No. Assassin’s Creed III is perhaps the series’ messiest and most disjointed title, powering past even the oddly apathetic Revelations to scoop up the (de)merits. Perhaps through little fault of their own, the team at Ubisoft Montreal took the promises made in the expo trailers and reduced them to static set-pieces and overwhelming quantities of features and menus, all while creating a protagonist infinitely less interesting than the villains he was up against. That it functioned is undeniable – whether it was great is debatable.
Connor Kenway, distant relation of series mainstay Desmond Miles and American-Indian Assassin bore, lacked the gravitas bestowed upon the suave and infinitely charming Ezio Auditore of three Creeds gone before. What he did have was a super interesting and spunky dad, Haytham, but the two hours or so spent playing as him at the start are only there to reveal that he is part of the Templars – enemies of the Assassins and series bad guys. The next two hours following are spent playing as the surly Connor as he grows up in an Indian commune showing off to his mates and leaving his village to burn during a game of hide-and-seek. Good job Connor.
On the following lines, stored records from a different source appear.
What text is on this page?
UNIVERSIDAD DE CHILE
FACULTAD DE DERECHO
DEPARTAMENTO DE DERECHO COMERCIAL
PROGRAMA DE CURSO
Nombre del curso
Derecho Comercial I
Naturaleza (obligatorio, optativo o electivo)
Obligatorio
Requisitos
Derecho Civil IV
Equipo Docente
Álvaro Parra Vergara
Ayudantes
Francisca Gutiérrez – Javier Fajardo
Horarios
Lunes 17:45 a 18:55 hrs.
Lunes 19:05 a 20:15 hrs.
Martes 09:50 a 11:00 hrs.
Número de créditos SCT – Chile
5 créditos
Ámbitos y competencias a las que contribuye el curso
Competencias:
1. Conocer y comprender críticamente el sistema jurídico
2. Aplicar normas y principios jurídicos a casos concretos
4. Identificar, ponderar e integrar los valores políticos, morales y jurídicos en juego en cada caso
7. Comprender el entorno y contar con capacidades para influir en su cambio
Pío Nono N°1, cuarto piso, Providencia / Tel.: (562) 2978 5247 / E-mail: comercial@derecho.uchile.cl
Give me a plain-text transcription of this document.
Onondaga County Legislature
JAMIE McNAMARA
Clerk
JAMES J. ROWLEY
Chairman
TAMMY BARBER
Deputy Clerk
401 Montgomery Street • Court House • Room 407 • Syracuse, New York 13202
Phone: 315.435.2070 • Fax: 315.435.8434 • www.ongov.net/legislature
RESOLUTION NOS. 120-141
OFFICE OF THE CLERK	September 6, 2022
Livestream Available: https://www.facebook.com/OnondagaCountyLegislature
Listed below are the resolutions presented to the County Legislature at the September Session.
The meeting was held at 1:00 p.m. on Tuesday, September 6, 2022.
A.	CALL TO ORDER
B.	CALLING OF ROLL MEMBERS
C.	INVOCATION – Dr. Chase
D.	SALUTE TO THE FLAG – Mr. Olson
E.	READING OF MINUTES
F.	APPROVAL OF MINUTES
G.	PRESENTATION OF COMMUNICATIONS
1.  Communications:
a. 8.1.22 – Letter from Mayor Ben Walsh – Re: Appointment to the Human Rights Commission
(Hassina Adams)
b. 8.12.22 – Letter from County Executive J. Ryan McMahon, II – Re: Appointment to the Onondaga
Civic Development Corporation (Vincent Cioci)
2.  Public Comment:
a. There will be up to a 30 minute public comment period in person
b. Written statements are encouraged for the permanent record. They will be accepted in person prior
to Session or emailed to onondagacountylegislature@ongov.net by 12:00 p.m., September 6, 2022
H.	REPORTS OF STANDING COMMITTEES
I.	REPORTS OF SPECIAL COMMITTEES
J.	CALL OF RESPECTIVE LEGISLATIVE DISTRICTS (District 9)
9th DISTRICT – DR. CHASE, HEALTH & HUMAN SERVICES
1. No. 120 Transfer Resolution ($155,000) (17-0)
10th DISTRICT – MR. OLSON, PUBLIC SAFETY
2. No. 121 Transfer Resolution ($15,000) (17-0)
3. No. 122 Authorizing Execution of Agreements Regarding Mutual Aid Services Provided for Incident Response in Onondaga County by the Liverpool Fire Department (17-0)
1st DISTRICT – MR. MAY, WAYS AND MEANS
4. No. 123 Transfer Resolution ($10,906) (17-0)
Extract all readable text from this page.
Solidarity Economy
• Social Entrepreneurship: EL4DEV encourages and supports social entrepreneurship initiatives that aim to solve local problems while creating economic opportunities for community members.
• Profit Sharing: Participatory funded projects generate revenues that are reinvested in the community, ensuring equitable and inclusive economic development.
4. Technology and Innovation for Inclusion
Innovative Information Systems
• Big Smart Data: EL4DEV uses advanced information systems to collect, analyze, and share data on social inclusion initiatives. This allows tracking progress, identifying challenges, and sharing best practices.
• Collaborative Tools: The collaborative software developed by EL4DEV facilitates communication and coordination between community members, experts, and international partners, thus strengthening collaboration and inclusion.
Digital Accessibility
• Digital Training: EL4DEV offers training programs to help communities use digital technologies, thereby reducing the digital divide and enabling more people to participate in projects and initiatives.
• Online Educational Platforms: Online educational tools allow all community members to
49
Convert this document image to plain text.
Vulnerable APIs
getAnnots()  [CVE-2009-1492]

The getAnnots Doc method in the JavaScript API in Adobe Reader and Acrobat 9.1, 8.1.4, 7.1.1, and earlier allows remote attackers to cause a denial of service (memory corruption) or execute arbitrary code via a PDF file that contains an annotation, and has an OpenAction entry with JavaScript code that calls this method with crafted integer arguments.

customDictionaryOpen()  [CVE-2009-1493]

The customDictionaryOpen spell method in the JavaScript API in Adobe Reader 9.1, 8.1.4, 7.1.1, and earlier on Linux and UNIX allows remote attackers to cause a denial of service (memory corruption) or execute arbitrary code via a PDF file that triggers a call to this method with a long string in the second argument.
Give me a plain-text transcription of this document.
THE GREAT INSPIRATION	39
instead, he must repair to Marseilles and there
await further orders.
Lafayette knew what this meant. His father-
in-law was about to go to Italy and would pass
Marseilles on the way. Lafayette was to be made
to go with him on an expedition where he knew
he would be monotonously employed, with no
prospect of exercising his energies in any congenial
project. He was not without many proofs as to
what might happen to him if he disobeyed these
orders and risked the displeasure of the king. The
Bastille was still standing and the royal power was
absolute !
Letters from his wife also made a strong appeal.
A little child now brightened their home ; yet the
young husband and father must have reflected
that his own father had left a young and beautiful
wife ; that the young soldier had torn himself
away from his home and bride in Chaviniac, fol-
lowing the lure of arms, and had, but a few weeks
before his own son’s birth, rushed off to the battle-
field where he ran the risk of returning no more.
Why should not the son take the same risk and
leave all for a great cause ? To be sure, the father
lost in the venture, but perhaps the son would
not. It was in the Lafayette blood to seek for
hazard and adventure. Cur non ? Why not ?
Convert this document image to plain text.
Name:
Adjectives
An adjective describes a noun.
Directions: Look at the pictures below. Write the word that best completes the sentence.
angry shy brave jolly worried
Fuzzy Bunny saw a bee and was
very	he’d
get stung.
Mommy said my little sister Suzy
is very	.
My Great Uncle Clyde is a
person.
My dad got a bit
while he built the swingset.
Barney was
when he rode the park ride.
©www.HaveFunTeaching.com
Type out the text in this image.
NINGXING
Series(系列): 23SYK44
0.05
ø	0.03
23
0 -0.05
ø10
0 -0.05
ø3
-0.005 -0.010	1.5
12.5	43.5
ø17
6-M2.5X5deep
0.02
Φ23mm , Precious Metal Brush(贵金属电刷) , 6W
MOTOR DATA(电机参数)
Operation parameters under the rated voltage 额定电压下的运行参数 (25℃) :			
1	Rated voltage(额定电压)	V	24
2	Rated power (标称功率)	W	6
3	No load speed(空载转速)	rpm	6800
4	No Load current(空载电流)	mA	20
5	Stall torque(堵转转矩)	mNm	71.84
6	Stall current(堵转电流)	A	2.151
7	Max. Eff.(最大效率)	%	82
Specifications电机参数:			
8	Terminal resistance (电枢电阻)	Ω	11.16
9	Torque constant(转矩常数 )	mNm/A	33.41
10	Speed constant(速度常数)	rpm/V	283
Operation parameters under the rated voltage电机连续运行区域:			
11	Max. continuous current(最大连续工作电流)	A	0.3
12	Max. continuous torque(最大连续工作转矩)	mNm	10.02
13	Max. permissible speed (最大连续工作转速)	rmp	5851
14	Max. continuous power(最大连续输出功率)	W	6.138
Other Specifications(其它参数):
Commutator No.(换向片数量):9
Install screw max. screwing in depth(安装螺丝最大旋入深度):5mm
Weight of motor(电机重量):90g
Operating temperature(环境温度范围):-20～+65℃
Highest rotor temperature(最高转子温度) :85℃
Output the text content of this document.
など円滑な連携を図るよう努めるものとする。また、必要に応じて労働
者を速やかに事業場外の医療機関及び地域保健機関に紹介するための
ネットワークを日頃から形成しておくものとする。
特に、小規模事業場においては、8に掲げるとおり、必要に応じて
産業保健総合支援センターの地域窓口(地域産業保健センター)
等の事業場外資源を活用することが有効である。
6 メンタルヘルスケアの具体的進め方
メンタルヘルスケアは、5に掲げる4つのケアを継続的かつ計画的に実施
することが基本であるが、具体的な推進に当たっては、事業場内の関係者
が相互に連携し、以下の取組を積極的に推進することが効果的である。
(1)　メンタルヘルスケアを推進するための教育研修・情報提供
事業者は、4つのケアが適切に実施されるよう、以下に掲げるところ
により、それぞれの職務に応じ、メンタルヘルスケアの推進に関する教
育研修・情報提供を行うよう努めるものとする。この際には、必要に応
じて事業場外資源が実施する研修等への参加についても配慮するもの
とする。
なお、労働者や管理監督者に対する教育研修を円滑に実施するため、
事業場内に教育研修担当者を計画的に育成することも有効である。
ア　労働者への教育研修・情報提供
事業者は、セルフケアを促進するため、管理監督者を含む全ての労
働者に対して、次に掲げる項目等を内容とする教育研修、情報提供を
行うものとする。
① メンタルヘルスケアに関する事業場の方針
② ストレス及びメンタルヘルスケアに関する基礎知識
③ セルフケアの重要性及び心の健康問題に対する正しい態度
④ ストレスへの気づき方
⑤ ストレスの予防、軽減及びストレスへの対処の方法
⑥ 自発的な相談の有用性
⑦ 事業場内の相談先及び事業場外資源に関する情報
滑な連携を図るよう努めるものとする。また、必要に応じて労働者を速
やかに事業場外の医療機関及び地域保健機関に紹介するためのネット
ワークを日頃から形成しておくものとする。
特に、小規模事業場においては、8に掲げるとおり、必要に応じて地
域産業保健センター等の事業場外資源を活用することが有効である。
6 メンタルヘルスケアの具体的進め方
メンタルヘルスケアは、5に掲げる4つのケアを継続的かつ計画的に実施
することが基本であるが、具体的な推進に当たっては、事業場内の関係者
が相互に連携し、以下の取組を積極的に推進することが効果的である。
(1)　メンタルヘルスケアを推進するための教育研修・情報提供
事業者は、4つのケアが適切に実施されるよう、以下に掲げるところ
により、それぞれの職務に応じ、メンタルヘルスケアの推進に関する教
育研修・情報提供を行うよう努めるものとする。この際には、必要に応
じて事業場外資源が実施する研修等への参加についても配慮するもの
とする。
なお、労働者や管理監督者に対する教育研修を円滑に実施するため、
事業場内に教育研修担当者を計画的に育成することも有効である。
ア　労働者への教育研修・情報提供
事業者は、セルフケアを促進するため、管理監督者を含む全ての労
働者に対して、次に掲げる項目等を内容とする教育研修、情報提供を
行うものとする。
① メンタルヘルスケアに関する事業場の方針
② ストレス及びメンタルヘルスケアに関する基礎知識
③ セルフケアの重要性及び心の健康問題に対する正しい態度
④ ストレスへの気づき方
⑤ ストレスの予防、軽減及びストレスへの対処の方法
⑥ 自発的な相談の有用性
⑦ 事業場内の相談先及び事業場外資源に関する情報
It’s not completely his fault that Creed III hummed like a stale public toilet. Unlike the open-ended Creeds that came before the game’s opening missions rope players into carrying out the most mundane of tasks without ever letting them do anything fun like climb a clock tower or stab a man in the face. When the reins are finally handed to the player and Connor gets his Assassin Boy Scout uniform – at around the five hour mark – the game ensures that you go nowhere fast by making actually getting places as troublesome as possible. The fast travel system doesn’t work and when Connor befriends a ship captain and gains access to his boat he can only sail a handful of places anyway. Not that he’d ever set sail, because the map didn’t work.
The missions were scripted to a frustrating degree of precision compared to the more freeform approach taken by Creed games gone before. An open-world environment ought to offer up multiple ways of tackling problems and yet missions largely revolved around riding horses, casually hiding or standing completely still and ordering men to shoot guns at other men on your behalf. It’s likely that the number of actual assassinations which take place in the course of the story can be counted on two hands.
Creed III‘s quality largely took a nosedive as a result of the sheer number of new systems that Ubisoft Montreal attempted to introduce into the works. Adding new features is no mean feat from the off – doing so while creating a new storyline inside a new game engine is asking for trouble. Wide-open areas of wilderness had beasts to hunt and items to craft from their skins and bones. Connor’s ship had upgrades to be bought and the homestead business had wood and other such supplies to be shipped in convoys up and down the East Coast.
If any of the menu systems could have been worked out, it’s likely that these things would have been great, but the homestead business got robbed once and then the menu seemed to stop working. Hunting became too much of an effort to carry out when it turned out that Connor must travel back to the city to do anything with his captured prizes. Too many features were crammed in without much thought.
Even the story, usually Assassin’s Creed‘s big saving grace, wasn’t hugely interesting. Despite including Benjamin Franklin, George Washington, Thomas Jefferson and Samuel Adams in its roster, Creed III succeeded in being immensely boring in part thanks to Connor the Two-by-Four but also largely because nothing seemed to actually happen. People were stabbed and shot and died without anybody ever really saying anything particularly interesting. The main villain even dies in a cutscene with no player involvement. And then America was free. Credits roll. Shoulders shrug.
It’s easy to spot the lessons learned after Assassin’s Creed III within the first two hours of its sequel, Black Flag. There’s no sprawling wilderness or childhood tutorials – no charming villain giving way to a dullard of a protagonist; instead, the world is opened up with collectibles galore to be collected and a pirate ship that can be sailed wherever the heart desires. There’s even an Assassin uniform ten minutes in, rather than a quarter of the way through the entire story.
Perhaps it’s best to look at the game as a stepping stone, a tough lesson in keeping game design under control and understanding, from the very beginning, exactly what your game is to be about. Had Assassin’s Creed III been about exactly what it promised at the start – fighting off wolves, refined exploration and plenty of hearty stabbing of heinous villain types – it may have turned out a little better than the game it became. On the plus side, the sequel that followed it is arguably all the better for the lessons learned before.